Fulluger's entwined reverse histories of Bennelong and Phillip is a provoking and intriguing read. Fullager takes the two figures together, noting that Bennelong is never discussed without Phillip, and that Phillip increasingly rarely is viewed without Bennelong. However, she reverses the order of the telling: we start with an examination of their graves, and trace backwards to their births (and a little beyond). Interestingly, this simple switch causes a very different narrative to emerge in their lives, as our impressions form from their later life actions, not their former. It is an interesting trick, and one which reveals how important the process of storytelling becomes to history, and how it can distort our perspectives.
With Phillip, Fullager uses his later years to emphasise the military leader's commitment to British expansionism, and to position his time in Sydney as a part of a British career, not a break with it into a new country. With Bennelong, her contention is more around a differential reading of sources, which she uses to argue that his later years have been consistently misrepresented as being divorced from his culture, when they demonstrate the opposite. In reality, much of Fullager's portrayal rests on this differing interpretation, rather than the revelation of viewing history backwards.
Fullager makes a strong case for her read on both men, and this book will undoubtably shift the needle in the stories we like to tell ourselves. However, while there was new detail here for me, mostly on Phillip (the account of what appears to be collusion in facilitating a lesbian relationship through a marriage of convenience was the most intriguing) the main impact on me of the narrative was to cause me to wonder again at how history can reflect the times and beliefs of the historian more than the subject. So much of our sense of self can rest on whether Phillip was a villain or a hero, a beset humanitarian in an impossible situation or a conqueror with little care for the humans he conquered. None of these have ever felt fully human to me, or respecting that as much as founding our nation might be important to us, it may not have been so important to those who did it.

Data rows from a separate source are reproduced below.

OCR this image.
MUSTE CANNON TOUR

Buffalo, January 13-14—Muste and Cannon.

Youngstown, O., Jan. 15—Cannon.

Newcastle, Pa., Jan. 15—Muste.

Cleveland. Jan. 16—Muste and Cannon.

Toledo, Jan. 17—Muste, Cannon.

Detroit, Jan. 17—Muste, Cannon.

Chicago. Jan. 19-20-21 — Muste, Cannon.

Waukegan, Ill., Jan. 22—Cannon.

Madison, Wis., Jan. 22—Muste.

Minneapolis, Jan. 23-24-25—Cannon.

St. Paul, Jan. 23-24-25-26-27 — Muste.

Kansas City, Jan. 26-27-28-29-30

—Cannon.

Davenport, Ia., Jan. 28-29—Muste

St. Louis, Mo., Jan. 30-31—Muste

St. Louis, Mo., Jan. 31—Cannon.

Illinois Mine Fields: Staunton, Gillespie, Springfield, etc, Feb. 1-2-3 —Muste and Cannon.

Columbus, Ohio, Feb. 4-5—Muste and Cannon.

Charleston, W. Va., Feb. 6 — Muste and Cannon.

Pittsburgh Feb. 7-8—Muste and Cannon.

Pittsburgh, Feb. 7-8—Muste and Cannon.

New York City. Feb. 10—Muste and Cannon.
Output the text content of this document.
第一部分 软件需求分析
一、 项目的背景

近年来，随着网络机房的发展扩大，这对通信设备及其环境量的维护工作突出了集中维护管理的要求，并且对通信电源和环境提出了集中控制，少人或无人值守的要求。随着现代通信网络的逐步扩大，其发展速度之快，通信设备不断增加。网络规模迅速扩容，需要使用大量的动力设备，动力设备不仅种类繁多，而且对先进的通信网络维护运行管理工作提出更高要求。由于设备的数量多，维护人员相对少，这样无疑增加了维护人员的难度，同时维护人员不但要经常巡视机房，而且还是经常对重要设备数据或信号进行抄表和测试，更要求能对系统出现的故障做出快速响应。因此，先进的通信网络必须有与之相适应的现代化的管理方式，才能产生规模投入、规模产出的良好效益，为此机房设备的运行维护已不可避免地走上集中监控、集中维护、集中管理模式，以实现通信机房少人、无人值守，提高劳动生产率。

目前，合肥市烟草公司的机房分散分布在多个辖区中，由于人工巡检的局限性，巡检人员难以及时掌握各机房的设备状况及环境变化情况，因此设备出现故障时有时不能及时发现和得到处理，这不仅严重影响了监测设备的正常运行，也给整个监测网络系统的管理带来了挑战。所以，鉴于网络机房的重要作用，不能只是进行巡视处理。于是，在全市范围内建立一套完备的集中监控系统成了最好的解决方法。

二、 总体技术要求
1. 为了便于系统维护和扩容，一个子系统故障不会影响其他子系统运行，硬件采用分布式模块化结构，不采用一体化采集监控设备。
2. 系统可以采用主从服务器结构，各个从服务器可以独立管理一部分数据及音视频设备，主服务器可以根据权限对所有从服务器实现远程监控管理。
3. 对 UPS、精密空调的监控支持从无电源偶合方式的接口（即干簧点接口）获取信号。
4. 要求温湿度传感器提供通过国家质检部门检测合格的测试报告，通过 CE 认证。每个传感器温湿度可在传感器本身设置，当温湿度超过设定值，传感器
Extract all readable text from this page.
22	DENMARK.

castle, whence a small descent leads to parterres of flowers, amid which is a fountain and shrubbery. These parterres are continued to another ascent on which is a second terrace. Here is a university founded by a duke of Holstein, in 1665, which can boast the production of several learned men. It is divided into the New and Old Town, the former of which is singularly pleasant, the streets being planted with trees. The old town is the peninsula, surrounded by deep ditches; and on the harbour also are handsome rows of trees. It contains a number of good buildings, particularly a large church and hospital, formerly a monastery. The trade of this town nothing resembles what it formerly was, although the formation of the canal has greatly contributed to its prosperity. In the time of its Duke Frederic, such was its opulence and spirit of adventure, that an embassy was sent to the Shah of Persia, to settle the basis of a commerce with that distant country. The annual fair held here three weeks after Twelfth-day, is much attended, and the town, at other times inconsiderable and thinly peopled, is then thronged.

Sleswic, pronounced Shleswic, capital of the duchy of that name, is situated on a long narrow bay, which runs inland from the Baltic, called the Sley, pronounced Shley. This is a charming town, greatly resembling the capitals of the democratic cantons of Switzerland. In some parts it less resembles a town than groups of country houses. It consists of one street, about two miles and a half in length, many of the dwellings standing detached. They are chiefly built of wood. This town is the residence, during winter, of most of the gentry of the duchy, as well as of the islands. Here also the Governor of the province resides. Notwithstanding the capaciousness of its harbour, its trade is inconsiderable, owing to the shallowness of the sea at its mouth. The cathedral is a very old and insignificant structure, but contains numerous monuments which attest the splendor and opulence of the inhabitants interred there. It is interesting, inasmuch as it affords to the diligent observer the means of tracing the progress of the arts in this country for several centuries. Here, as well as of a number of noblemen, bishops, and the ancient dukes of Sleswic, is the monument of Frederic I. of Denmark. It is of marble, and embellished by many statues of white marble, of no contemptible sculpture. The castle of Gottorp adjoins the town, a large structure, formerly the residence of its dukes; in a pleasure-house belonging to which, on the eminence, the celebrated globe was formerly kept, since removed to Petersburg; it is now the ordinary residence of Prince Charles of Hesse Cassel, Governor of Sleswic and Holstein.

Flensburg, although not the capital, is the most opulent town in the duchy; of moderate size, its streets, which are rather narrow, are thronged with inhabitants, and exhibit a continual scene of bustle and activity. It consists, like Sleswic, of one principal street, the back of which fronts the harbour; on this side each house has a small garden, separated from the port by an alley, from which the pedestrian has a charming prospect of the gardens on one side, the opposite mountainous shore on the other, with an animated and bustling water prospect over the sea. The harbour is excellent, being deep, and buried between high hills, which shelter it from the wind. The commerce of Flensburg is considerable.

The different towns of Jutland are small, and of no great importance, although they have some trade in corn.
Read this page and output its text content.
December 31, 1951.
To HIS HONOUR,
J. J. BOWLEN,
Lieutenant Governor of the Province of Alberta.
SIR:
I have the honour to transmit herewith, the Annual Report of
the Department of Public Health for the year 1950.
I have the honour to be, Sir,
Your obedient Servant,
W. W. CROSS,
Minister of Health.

With Bennelong, I am reminded again how much we interpret from so little. I appreciate this book in challenging held beliefs but can subscribe less to its fervent arguments for new ones. We have a richer understanding of Yiyara cultures now, and this can inform those readings. However, I feel there is still danger in making him into who we want him to be, being unwilling to acknowledge how much of him remains unknown, and in this way, fill in blanks with who we want him to be.